La législation proposée permettra aussi aux femmes
d'avoir davantage de latitude pour choisir la période à laquelle elles
prendront la partie non obligatoire de leur congé (avant ou après la
naissance), et d'avoir le droit de retrouver leur emploi ou un emploi
équivalent au terme de leur congé de maternité.
En outre, les femmes auront le droit de demander à
l'employeur une adaptation de leur horaire de travail après le congé de
maternité bien que l'employeur ait cependant le droit de refuser
cette requête.
Dans une autre proposition de la CE, les femmes
exerçant une activité indépendante bénéficieront du même accès au congé de
maternité que les salariées, mais sur une base volontaire.

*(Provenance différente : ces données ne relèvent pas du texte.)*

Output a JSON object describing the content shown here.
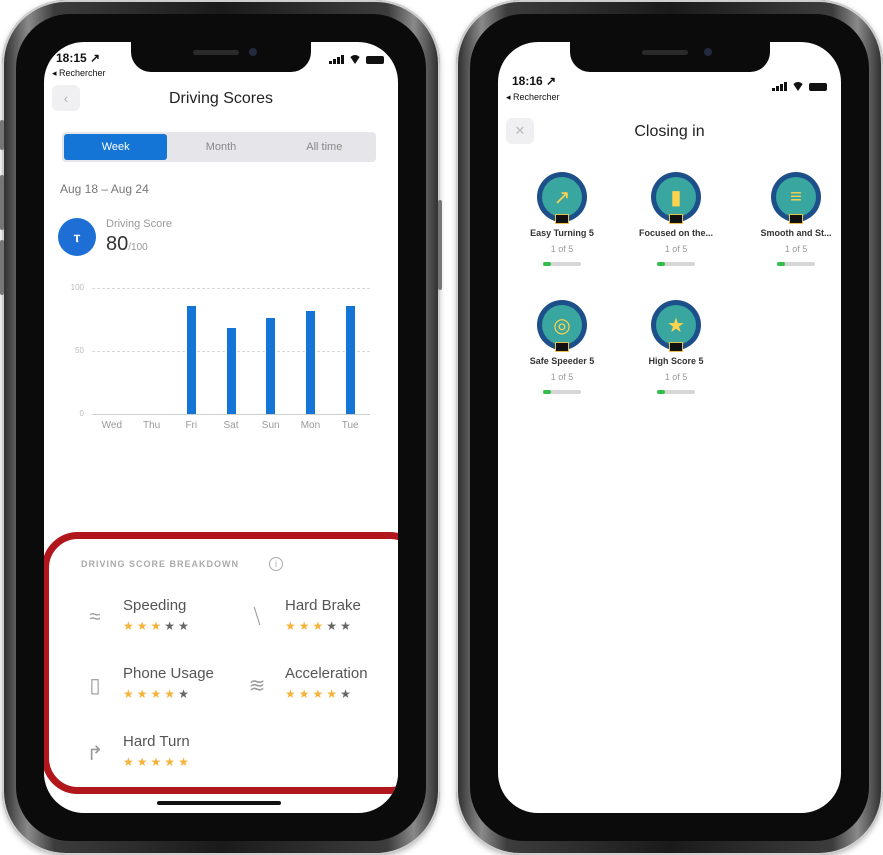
{
  "left": {
    "status": {
      "time": "18:15 ↗",
      "back_label": "◂ Rechercher"
    },
    "nav": {
      "back_icon": "chevron-left-icon",
      "back_glyph": "‹",
      "title": "Driving Scores"
    },
    "segments": [
      {
        "label": "Week",
        "active": true
      },
      {
        "label": "Month",
        "active": false
      },
      {
        "label": "All time",
        "active": false
      }
    ],
    "date_range": "Aug 18 – Aug 24",
    "score": {
      "icon": "route-icon",
      "icon_glyph": "ⲧ",
      "label": "Driving Score",
      "value": "80",
      "out_of": "/100"
    },
    "chart_data": {
      "type": "bar",
      "categories": [
        "Wed",
        "Thu",
        "Fri",
        "Sat",
        "Sun",
        "Mon",
        "Tue"
      ],
      "values": [
        0,
        0,
        86,
        68,
        76,
        82,
        86
      ],
      "yticks": [
        "100",
        "50",
        "0"
      ],
      "ylim": [
        0,
        100
      ],
      "grid": true,
      "color": "#1575d6"
    },
    "breakdown": {
      "title": "DRIVING SCORE BREAKDOWN",
      "info_glyph": "i",
      "metrics": [
        {
          "label": "Speeding",
          "stars": 3,
          "icon": "speedometer-car-icon",
          "glyph": "≈"
        },
        {
          "label": "Hard Brake",
          "stars": 3,
          "icon": "brake-icon",
          "glyph": "⧹"
        },
        {
          "label": "Phone Usage",
          "stars": 4,
          "icon": "phone-icon",
          "glyph": "▯"
        },
        {
          "label": "Acceleration",
          "stars": 4,
          "icon": "acceleration-icon",
          "glyph": "≋"
        },
        {
          "label": "Hard Turn",
          "stars": 5,
          "icon": "turn-arrow-icon",
          "glyph": "↱"
        }
      ]
    }
  },
  "right": {
    "status": {
      "time": "18:16 ↗",
      "back_label": "◂ Rechercher"
    },
    "nav": {
      "close_icon": "close-icon",
      "close_glyph": "✕",
      "title": "Closing in"
    },
    "badges": [
      {
        "name": "Easy Turning 5",
        "progress": "1 of 5",
        "fraction": 0.2,
        "icon": "arrow-badge-icon",
        "glyph": "↗"
      },
      {
        "name": "Focused on the...",
        "progress": "1 of 5",
        "fraction": 0.2,
        "icon": "phone-badge-icon",
        "glyph": "▮"
      },
      {
        "name": "Smooth and St...",
        "progress": "1 of 5",
        "fraction": 0.2,
        "icon": "road-badge-icon",
        "glyph": "≡"
      },
      {
        "name": "Safe Speeder 5",
        "progress": "1 of 5",
        "fraction": 0.2,
        "icon": "speed-badge-icon",
        "glyph": "◎"
      },
      {
        "name": "High Score 5",
        "progress": "1 of 5",
        "fraction": 0.2,
        "icon": "star-badge-icon",
        "glyph": "★"
      }
    ]
  }
}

En même temps, les conjointes et les partenaires de
vie ( reconnues comme telles par le droit national) qui travaillent de
manière informelle dans des petites entreprises familiales auront, à
leur demande, accès à la sécurité sociale et leur niveau de protection
sera au moins équivalent à celui des travailleuses qui exercent
formellement une activité indépendante.
"Nos propositions visant à améliorer le congé de
maternité aideront les femmes à concilier leur vie professionnelle et leur
vie de famille, tout en améliorant la qualité de cette dernière", a
dit le commissaire européen à l'Emploi, aux affaires sociales et à
l'égalité des chances, Vladimír Spidla.
Les nouvelles propositions "devraient également
contribuer à accroître la participation des femmes sur le marché du
travail et à faire face au vieillissement de la population: en effet, les
pays dans lesquels plus de femmes travaillent sont également ceux
qui ont des taux de natalité plus élevés", a ajouté M. Spidla.
Dans l'UE, seules 65,5% des femmes ayant des enfants
à charge travaillent, contre 91,7% des hommes.
Les deux propositions seront examinées par le
Parlement européen et les pays membres au Conseil des ministres. La CE
espère qu'un accord sera trouvé durant 2009. Les pays de l'UE auront
alors deux ans pour introduire la législation dans la loi nationale.